Improvement of coronary microcirculation in acute myocardial ischemia rats using a nanoscale carrier SiO@PEG loaded with Nicorandil.

Coronary microcirculatory dysfunction, affecting over half of acute myocardial infarction (AMI) patients, correlates significantly with AMI prognosis. Nicorandil is an effective drug that markedly improves coronary microcirculation, but current clinical formulations of Nicorandil exhibit a relatively short half-life and lack cardiac selectivity. We formulated and synthesized a variety of mesoporous silica nanoparticles (MSNs) as a drug carrier for loading and delivering Nicorandil.

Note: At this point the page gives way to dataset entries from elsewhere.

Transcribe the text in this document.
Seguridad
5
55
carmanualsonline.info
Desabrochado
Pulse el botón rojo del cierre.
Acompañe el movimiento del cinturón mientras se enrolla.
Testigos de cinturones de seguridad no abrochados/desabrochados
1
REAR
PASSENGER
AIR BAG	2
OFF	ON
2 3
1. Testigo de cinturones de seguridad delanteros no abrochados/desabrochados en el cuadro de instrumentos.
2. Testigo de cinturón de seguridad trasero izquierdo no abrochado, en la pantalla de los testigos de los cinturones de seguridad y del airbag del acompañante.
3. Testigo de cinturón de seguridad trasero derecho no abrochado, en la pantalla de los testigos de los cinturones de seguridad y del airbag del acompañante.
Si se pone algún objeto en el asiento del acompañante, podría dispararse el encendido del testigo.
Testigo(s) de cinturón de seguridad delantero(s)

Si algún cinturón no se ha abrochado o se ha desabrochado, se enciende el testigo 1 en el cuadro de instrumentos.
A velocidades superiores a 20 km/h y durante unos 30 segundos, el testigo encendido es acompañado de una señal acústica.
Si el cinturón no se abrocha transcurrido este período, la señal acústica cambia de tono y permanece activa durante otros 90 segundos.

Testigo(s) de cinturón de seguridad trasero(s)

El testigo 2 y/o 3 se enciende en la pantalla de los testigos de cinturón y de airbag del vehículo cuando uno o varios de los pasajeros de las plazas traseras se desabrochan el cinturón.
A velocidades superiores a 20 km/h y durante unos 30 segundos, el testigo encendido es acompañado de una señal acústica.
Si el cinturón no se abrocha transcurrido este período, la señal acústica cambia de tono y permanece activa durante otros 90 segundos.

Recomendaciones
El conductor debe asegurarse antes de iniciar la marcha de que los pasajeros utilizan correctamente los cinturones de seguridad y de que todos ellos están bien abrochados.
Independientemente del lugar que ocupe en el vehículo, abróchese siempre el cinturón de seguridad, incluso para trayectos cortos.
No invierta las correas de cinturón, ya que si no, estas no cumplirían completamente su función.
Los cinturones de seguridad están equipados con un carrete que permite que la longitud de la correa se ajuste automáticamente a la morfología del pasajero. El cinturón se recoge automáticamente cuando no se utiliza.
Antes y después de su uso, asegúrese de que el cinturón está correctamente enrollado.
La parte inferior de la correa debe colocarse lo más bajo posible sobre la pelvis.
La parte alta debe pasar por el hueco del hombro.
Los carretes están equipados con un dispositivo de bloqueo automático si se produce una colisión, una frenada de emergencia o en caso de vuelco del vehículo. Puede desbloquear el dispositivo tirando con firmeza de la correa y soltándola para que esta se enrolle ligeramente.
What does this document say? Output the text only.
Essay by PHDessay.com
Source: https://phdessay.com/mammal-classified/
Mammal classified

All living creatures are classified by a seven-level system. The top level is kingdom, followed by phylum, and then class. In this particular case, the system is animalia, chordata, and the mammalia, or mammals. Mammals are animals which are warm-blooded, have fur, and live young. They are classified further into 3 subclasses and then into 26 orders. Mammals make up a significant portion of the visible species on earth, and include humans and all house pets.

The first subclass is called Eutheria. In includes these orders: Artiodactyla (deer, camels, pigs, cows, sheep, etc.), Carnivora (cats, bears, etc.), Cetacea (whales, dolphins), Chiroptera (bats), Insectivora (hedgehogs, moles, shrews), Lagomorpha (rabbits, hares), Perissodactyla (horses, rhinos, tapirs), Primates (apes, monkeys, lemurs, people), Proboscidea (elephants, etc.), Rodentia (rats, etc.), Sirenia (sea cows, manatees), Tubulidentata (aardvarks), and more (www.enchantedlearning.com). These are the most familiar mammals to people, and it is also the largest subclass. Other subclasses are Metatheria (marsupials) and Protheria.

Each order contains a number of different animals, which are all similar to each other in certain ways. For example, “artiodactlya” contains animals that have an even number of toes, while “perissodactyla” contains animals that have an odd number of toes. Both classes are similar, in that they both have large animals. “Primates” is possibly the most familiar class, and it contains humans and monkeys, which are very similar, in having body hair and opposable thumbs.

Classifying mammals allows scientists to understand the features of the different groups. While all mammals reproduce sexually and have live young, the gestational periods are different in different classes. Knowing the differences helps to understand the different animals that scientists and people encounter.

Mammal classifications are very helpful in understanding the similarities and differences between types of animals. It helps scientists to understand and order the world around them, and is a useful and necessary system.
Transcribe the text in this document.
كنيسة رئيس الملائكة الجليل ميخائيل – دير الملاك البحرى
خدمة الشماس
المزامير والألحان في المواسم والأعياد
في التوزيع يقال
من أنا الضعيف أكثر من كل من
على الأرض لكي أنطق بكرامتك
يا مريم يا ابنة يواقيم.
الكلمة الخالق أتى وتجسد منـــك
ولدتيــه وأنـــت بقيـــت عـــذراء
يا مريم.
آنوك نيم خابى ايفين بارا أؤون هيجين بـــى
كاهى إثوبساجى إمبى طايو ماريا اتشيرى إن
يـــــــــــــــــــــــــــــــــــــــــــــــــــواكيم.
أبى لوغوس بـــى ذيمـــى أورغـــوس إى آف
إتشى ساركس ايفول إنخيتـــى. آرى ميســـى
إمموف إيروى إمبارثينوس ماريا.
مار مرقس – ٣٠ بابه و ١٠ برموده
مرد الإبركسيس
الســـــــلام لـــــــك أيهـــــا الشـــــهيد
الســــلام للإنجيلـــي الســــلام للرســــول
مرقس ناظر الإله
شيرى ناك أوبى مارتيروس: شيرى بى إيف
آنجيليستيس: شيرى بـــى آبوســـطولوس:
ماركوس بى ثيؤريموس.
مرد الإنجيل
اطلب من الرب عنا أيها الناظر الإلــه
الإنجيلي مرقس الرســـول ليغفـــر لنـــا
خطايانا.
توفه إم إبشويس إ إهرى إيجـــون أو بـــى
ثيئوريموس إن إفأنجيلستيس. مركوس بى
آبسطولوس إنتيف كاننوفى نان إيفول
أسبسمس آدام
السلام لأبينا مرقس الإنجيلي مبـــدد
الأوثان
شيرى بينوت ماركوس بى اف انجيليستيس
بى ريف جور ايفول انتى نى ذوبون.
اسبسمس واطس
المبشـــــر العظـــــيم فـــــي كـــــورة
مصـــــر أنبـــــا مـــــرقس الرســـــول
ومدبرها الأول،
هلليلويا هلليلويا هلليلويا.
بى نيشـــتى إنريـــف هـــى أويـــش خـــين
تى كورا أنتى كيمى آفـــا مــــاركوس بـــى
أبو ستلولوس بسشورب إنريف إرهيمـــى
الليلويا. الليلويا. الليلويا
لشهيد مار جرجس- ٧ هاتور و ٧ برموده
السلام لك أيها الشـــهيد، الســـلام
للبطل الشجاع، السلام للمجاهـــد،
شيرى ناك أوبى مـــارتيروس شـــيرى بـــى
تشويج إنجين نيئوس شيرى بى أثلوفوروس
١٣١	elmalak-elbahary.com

We performed PEG modification on MSNs to enhance their biocompatibility. The SiO@PEG showed good serum stability, maintained a uniform spherical structure with a particle size distribution centered within 200 nm and exhibits good dispersibility. SiO@PEG-Nicorandil showed no significant impact on AC 16 cells' viability at concentrations up to 50 µg/mL. SiO@PEG-Nicorandil significantly enhanced the viability of AC16 cells under oxidative stress conditions, while concurrently reducing intracellular levels of reactive oxygen species (ROS) and Ca²⁺. For the rat coronary microvascular dysfunction model, the SiO@PEG-Nicorandil group demonstrated a greater decrease in thrombus formation and the expression of inflammatory cytokines, outperforming the Nicorandil group. In vivo imaging revealed that within one hour post-injection of SiO@PEG-Nicorandil-CY7, a notable increase in CY7 fluorescence intensity was observed in the cardiac region compared to surrounding tissues. Drug concentration measurements demonstrated that Nicorandil maintained a stable concentration in cardiac blood at 48 h in the SiO@PEG-Nicorandil group. Taken together, SiO@PEG-Nicorandil had exhibited superior cardiac-targeting capabilities and sustained-release properties. Within a specific concentration range, it demonstrated enhanced therapeutic effects in the treatment of coronary microcirculation disorders in rats when compared to conventional Nicorandil formulations.